Math 143 C/E, Spring 2001
IPS Reading Discussion Questions
Chapter 3, Section 4
A statistic is a quantity that is computed from the sample. That means it is determinable. A parameter is a quantity that reflects the entire population. We generally do not know its value, but the desire to know it prompts us to select a sample and compute an approximate value (statistic) for it.
Actually, these were not sampling distributions, but were a lot like them. A true sampling distribution would have included the percentage from every possible sample of size 10 (there are about 17 trillion such samples), not just the one sample per classmate that was in our dotplot. Moreover, no sample would appear twice in a sampling distribution; we made no attempt to make sure that such a thing did not happen in our dotplot. That said, it is unlikely that two people in class did wind up with the same sample of Senators, and we may well start to get the idea of the shape of the sampling distribution from the few samples that we included. (We just have to fill in another 17 trillion values to be sure.)

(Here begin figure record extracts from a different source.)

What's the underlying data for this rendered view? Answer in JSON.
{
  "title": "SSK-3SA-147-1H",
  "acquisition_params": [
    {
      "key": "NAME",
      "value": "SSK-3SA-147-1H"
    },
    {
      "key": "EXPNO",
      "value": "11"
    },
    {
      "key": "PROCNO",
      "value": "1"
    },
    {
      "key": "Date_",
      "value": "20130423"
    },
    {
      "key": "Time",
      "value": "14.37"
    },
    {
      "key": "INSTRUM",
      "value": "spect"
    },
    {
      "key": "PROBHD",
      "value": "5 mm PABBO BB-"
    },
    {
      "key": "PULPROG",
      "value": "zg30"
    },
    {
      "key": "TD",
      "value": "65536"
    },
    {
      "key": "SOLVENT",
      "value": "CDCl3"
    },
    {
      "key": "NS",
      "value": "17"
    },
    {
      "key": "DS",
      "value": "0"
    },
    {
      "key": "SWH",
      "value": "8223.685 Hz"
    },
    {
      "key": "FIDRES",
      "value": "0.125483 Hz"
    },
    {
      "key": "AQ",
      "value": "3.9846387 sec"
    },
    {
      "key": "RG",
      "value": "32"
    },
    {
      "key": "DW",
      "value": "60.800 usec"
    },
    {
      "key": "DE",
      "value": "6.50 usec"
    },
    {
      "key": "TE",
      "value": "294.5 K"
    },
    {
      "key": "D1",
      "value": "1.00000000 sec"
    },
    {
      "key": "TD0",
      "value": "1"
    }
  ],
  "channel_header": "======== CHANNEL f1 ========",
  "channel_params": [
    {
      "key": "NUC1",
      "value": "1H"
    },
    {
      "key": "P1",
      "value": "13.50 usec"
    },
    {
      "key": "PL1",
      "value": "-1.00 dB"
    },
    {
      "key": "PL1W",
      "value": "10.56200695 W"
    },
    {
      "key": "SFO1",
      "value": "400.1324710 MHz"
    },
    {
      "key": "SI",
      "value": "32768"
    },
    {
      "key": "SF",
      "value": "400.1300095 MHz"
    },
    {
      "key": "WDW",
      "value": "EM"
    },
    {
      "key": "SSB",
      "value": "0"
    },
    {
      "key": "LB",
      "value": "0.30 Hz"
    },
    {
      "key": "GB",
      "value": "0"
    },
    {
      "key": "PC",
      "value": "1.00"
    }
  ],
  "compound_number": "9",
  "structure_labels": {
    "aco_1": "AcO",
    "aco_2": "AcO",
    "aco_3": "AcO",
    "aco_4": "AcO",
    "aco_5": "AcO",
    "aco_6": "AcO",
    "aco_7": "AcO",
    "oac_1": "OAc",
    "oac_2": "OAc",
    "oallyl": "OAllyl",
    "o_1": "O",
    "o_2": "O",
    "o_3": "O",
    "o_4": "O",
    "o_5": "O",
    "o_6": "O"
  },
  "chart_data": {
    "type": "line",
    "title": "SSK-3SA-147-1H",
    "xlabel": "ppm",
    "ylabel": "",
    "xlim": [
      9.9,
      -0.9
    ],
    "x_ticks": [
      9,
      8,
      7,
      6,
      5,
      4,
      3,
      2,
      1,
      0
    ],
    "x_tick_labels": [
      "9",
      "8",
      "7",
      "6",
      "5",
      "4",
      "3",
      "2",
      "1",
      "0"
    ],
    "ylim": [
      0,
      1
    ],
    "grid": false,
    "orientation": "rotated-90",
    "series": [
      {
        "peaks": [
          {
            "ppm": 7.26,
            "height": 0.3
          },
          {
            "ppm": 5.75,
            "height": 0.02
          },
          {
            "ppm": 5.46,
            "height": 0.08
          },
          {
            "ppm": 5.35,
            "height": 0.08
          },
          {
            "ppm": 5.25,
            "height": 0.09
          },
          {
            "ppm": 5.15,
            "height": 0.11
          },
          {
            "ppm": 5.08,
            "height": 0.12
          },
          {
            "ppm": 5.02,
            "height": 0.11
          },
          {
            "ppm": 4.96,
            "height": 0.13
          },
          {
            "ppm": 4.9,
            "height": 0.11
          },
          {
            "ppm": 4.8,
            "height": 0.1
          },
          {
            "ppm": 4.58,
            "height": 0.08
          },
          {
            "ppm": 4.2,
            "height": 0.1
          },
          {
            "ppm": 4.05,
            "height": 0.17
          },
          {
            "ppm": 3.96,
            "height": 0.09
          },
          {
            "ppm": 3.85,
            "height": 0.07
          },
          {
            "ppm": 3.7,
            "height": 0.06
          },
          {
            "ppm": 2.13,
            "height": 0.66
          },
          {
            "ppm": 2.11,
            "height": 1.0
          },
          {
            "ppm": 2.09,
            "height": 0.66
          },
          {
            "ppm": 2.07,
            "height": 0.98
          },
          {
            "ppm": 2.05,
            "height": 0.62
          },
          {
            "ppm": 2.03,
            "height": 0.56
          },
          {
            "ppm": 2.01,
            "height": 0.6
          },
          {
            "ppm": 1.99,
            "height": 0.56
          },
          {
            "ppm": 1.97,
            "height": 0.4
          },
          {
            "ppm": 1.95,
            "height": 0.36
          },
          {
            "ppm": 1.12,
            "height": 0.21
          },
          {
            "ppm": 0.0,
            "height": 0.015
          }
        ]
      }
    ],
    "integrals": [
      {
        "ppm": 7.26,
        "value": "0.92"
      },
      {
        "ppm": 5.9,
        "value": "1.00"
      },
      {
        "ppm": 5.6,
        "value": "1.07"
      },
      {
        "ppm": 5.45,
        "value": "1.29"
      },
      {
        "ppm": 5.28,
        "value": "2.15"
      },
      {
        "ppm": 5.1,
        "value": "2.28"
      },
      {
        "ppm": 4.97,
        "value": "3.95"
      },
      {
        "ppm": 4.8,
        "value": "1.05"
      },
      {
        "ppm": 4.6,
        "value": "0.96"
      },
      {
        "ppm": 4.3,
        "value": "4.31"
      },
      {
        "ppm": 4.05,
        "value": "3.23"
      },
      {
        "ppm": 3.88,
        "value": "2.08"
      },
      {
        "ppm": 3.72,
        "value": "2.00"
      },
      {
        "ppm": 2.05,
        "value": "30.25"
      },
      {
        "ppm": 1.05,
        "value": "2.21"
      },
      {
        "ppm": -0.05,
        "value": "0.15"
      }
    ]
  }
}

An increase in sample size decreasing the spread (the standard deviation, specifically) of the sampling distribution of that statistic. What this means practically is that you can generally be more confident about the accuracy of the sample statistic in approximating the population parameter for larger SRSs than you can for smaller ones.

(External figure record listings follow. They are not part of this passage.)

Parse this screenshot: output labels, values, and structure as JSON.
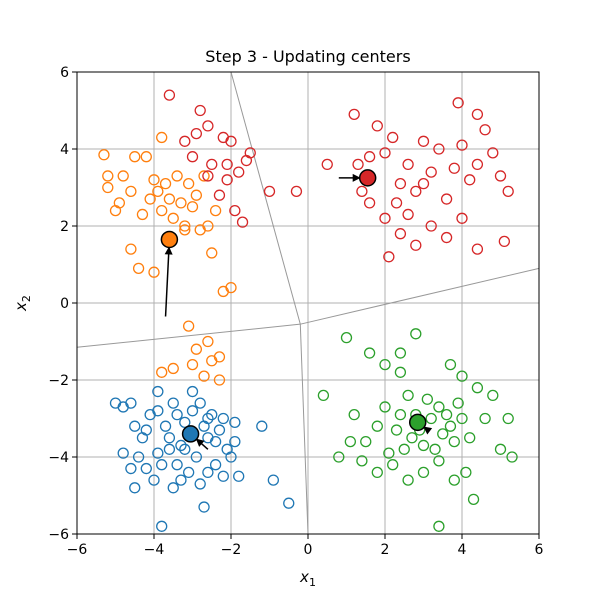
{
  "chart_data": {
    "type": "scatter",
    "title": "Step 3 - Updating centers",
    "xlabel": "x",
    "xlabel_sub": "1",
    "ylabel": "x",
    "ylabel_sub": "2",
    "xlim": [
      -6,
      6
    ],
    "ylim": [
      -6,
      6
    ],
    "xticks": [
      -6,
      -4,
      -2,
      0,
      2,
      4,
      6
    ],
    "yticks": [
      -6,
      -4,
      -2,
      0,
      2,
      4,
      6
    ],
    "xtick_labels": [
      "−6",
      "−4",
      "−2",
      "0",
      "2",
      "4",
      "6"
    ],
    "ytick_labels": [
      "−6",
      "−4",
      "−2",
      "0",
      "2",
      "4",
      "6"
    ],
    "grid": true,
    "voronoi_lines": [
      [
        [
          -2.0,
          6.0
        ],
        [
          -0.2,
          -0.55
        ]
      ],
      [
        [
          -0.2,
          -0.55
        ],
        [
          -6.0,
          -1.15
        ]
      ],
      [
        [
          -0.2,
          -0.55
        ],
        [
          0.0,
          -6.0
        ]
      ],
      [
        [
          -0.2,
          -0.55
        ],
        [
          6.0,
          0.9
        ]
      ]
    ],
    "series": [
      {
        "color": "#1f77b4",
        "center": [
          -3.05,
          -3.4
        ],
        "previous_center": [
          -2.6,
          -3.8
        ],
        "points": [
          [
            -5.0,
            -2.6
          ],
          [
            -4.8,
            -2.7
          ],
          [
            -4.6,
            -2.6
          ],
          [
            -4.5,
            -3.2
          ],
          [
            -4.3,
            -3.5
          ],
          [
            -4.1,
            -2.9
          ],
          [
            -3.9,
            -2.8
          ],
          [
            -3.9,
            -3.9
          ],
          [
            -3.7,
            -3.2
          ],
          [
            -3.5,
            -2.6
          ],
          [
            -3.4,
            -2.9
          ],
          [
            -3.3,
            -3.7
          ],
          [
            -3.2,
            -3.1
          ],
          [
            -3.0,
            -2.8
          ],
          [
            -2.8,
            -2.6
          ],
          [
            -2.7,
            -3.2
          ],
          [
            -2.6,
            -3.5
          ],
          [
            -2.5,
            -2.9
          ],
          [
            -2.4,
            -3.6
          ],
          [
            -2.3,
            -3.3
          ],
          [
            -2.2,
            -3.0
          ],
          [
            -2.1,
            -3.8
          ],
          [
            -2.0,
            -4.0
          ],
          [
            -1.9,
            -3.1
          ],
          [
            -1.8,
            -4.5
          ],
          [
            -1.2,
            -3.2
          ],
          [
            -4.8,
            -3.9
          ],
          [
            -4.6,
            -4.3
          ],
          [
            -4.4,
            -4.0
          ],
          [
            -4.2,
            -4.3
          ],
          [
            -4.0,
            -4.6
          ],
          [
            -3.8,
            -4.2
          ],
          [
            -3.6,
            -3.8
          ],
          [
            -3.4,
            -4.2
          ],
          [
            -3.3,
            -4.6
          ],
          [
            -3.1,
            -4.4
          ],
          [
            -2.9,
            -4.0
          ],
          [
            -2.8,
            -4.7
          ],
          [
            -2.6,
            -4.4
          ],
          [
            -2.4,
            -4.2
          ],
          [
            -2.2,
            -4.5
          ],
          [
            -2.7,
            -5.3
          ],
          [
            -3.5,
            -4.8
          ],
          [
            -3.8,
            -5.8
          ],
          [
            -4.5,
            -4.8
          ],
          [
            -0.9,
            -4.6
          ],
          [
            -0.5,
            -5.2
          ],
          [
            -3.9,
            -2.3
          ],
          [
            -3.0,
            -2.3
          ],
          [
            -4.2,
            -3.3
          ],
          [
            -3.6,
            -3.5
          ],
          [
            -1.9,
            -3.6
          ],
          [
            -2.6,
            -3.0
          ],
          [
            -3.2,
            -3.8
          ]
        ]
      },
      {
        "color": "#ff7f0e",
        "center": [
          -3.6,
          1.65
        ],
        "previous_center": [
          -3.7,
          -0.35
        ],
        "points": [
          [
            -5.3,
            3.85
          ],
          [
            -5.2,
            3.3
          ],
          [
            -5.0,
            2.4
          ],
          [
            -4.8,
            3.3
          ],
          [
            -4.6,
            2.9
          ],
          [
            -4.5,
            3.8
          ],
          [
            -4.3,
            2.3
          ],
          [
            -4.2,
            3.8
          ],
          [
            -4.0,
            3.2
          ],
          [
            -3.9,
            2.9
          ],
          [
            -3.8,
            2.4
          ],
          [
            -3.7,
            3.1
          ],
          [
            -3.6,
            2.7
          ],
          [
            -3.5,
            2.2
          ],
          [
            -3.4,
            3.3
          ],
          [
            -3.3,
            2.6
          ],
          [
            -3.2,
            2.0
          ],
          [
            -3.1,
            3.1
          ],
          [
            -3.0,
            2.5
          ],
          [
            -2.9,
            2.8
          ],
          [
            -2.8,
            1.9
          ],
          [
            -2.7,
            3.3
          ],
          [
            -2.6,
            2.0
          ],
          [
            -2.5,
            1.3
          ],
          [
            -2.4,
            2.4
          ],
          [
            -2.2,
            0.3
          ],
          [
            -2.0,
            0.4
          ],
          [
            -3.1,
            -0.6
          ],
          [
            -2.9,
            -1.2
          ],
          [
            -2.6,
            -1.0
          ],
          [
            -3.0,
            -1.6
          ],
          [
            -2.7,
            -1.9
          ],
          [
            -2.5,
            -1.5
          ],
          [
            -2.3,
            -2.0
          ],
          [
            -3.8,
            -1.8
          ],
          [
            -3.5,
            -1.7
          ],
          [
            -4.6,
            1.4
          ],
          [
            -4.4,
            0.9
          ],
          [
            -4.0,
            0.8
          ],
          [
            -3.8,
            4.3
          ],
          [
            -4.1,
            2.7
          ],
          [
            -3.2,
            1.9
          ],
          [
            -5.2,
            3.0
          ],
          [
            -4.9,
            2.6
          ],
          [
            -3.6,
            1.6
          ],
          [
            -2.3,
            -1.4
          ]
        ]
      },
      {
        "color": "#2ca02c",
        "center": [
          2.85,
          -3.1
        ],
        "previous_center": [
          3.05,
          -3.25
        ],
        "points": [
          [
            1.2,
            -2.9
          ],
          [
            1.5,
            -3.6
          ],
          [
            1.8,
            -3.2
          ],
          [
            2.0,
            -2.7
          ],
          [
            2.1,
            -3.9
          ],
          [
            2.3,
            -3.3
          ],
          [
            2.4,
            -2.9
          ],
          [
            2.5,
            -3.8
          ],
          [
            2.6,
            -2.4
          ],
          [
            2.7,
            -3.5
          ],
          [
            2.8,
            -2.9
          ],
          [
            2.9,
            -3.3
          ],
          [
            3.0,
            -3.7
          ],
          [
            3.1,
            -2.5
          ],
          [
            3.2,
            -3.0
          ],
          [
            3.3,
            -3.8
          ],
          [
            3.4,
            -2.7
          ],
          [
            3.5,
            -3.4
          ],
          [
            3.6,
            -2.9
          ],
          [
            3.7,
            -3.2
          ],
          [
            3.8,
            -3.6
          ],
          [
            3.9,
            -2.6
          ],
          [
            4.0,
            -3.0
          ],
          [
            4.2,
            -3.5
          ],
          [
            4.4,
            -2.2
          ],
          [
            4.6,
            -3.0
          ],
          [
            4.8,
            -2.4
          ],
          [
            5.0,
            -3.8
          ],
          [
            5.2,
            -3.0
          ],
          [
            5.3,
            -4.0
          ],
          [
            2.2,
            -4.2
          ],
          [
            2.6,
            -4.6
          ],
          [
            3.0,
            -4.4
          ],
          [
            3.4,
            -4.1
          ],
          [
            3.8,
            -4.6
          ],
          [
            4.1,
            -4.4
          ],
          [
            1.8,
            -4.4
          ],
          [
            1.4,
            -4.1
          ],
          [
            2.8,
            -0.8
          ],
          [
            1.0,
            -0.9
          ],
          [
            1.6,
            -1.3
          ],
          [
            2.0,
            -1.6
          ],
          [
            2.4,
            -1.8
          ],
          [
            3.7,
            -1.6
          ],
          [
            4.0,
            -1.9
          ],
          [
            0.4,
            -2.4
          ],
          [
            1.1,
            -3.6
          ],
          [
            4.3,
            -5.1
          ],
          [
            3.4,
            -5.8
          ],
          [
            0.8,
            -4.0
          ],
          [
            2.4,
            -1.3
          ]
        ]
      },
      {
        "color": "#d62728",
        "center": [
          1.55,
          3.25
        ],
        "previous_center": [
          0.8,
          3.25
        ],
        "points": [
          [
            -3.6,
            5.4
          ],
          [
            -2.8,
            5.0
          ],
          [
            -2.6,
            4.6
          ],
          [
            -2.2,
            4.3
          ],
          [
            -2.0,
            4.2
          ],
          [
            -1.6,
            3.7
          ],
          [
            -1.5,
            3.9
          ],
          [
            -1.8,
            3.4
          ],
          [
            -2.5,
            3.6
          ],
          [
            -2.1,
            3.2
          ],
          [
            -2.3,
            2.8
          ],
          [
            -2.6,
            3.3
          ],
          [
            -3.0,
            3.8
          ],
          [
            -3.2,
            4.2
          ],
          [
            -2.9,
            4.4
          ],
          [
            -1.9,
            2.4
          ],
          [
            -1.7,
            2.1
          ],
          [
            -1.0,
            2.9
          ],
          [
            -0.3,
            2.9
          ],
          [
            -2.1,
            3.6
          ],
          [
            0.5,
            3.6
          ],
          [
            1.2,
            4.9
          ],
          [
            1.8,
            4.6
          ],
          [
            2.0,
            3.9
          ],
          [
            2.2,
            4.3
          ],
          [
            2.4,
            3.1
          ],
          [
            2.6,
            3.6
          ],
          [
            2.8,
            2.9
          ],
          [
            3.0,
            4.2
          ],
          [
            3.2,
            3.4
          ],
          [
            3.4,
            4.0
          ],
          [
            3.6,
            2.7
          ],
          [
            3.8,
            3.5
          ],
          [
            4.0,
            4.1
          ],
          [
            4.2,
            3.2
          ],
          [
            4.4,
            3.6
          ],
          [
            4.6,
            4.5
          ],
          [
            4.8,
            3.9
          ],
          [
            5.0,
            3.3
          ],
          [
            5.2,
            2.9
          ],
          [
            1.6,
            2.6
          ],
          [
            2.0,
            2.2
          ],
          [
            2.4,
            1.8
          ],
          [
            2.8,
            1.5
          ],
          [
            3.2,
            2.0
          ],
          [
            3.6,
            1.7
          ],
          [
            4.0,
            2.2
          ],
          [
            4.4,
            1.4
          ],
          [
            5.1,
            1.6
          ],
          [
            2.1,
            1.2
          ],
          [
            1.4,
            2.9
          ],
          [
            2.6,
            2.3
          ],
          [
            3.9,
            5.2
          ],
          [
            4.4,
            4.9
          ],
          [
            1.3,
            3.6
          ],
          [
            3.0,
            3.1
          ],
          [
            1.6,
            3.8
          ],
          [
            2.3,
            2.6
          ]
        ]
      }
    ]
  }
}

Sample size (usually) does affect the variability of a statistic, but population size generally does not. So, a sample of 2500 from a population of 740,000 inhabitants does yield a more reliable statistic (in general) than a sample of size 100 from this same population. However, if we hold the sample size fixed while varying the population size (from 740,000 to 270 million), there is little affect on the reliability of the statistic. There is no contradiction here.
Suppose you want to know about the general air quality in the U. S. If the air you include in your sample only comes from the vicinity of Newark, NJ, the proportion of contaminants you find in the sample is likely to be biased toward being more contaminated than is true for the air in the U. S. as a whole. The sampling distribution for samples taken in this fashion (only from Newark) will almost certainly have a higher mean level of contaminant than the sampling distribution for all air samples.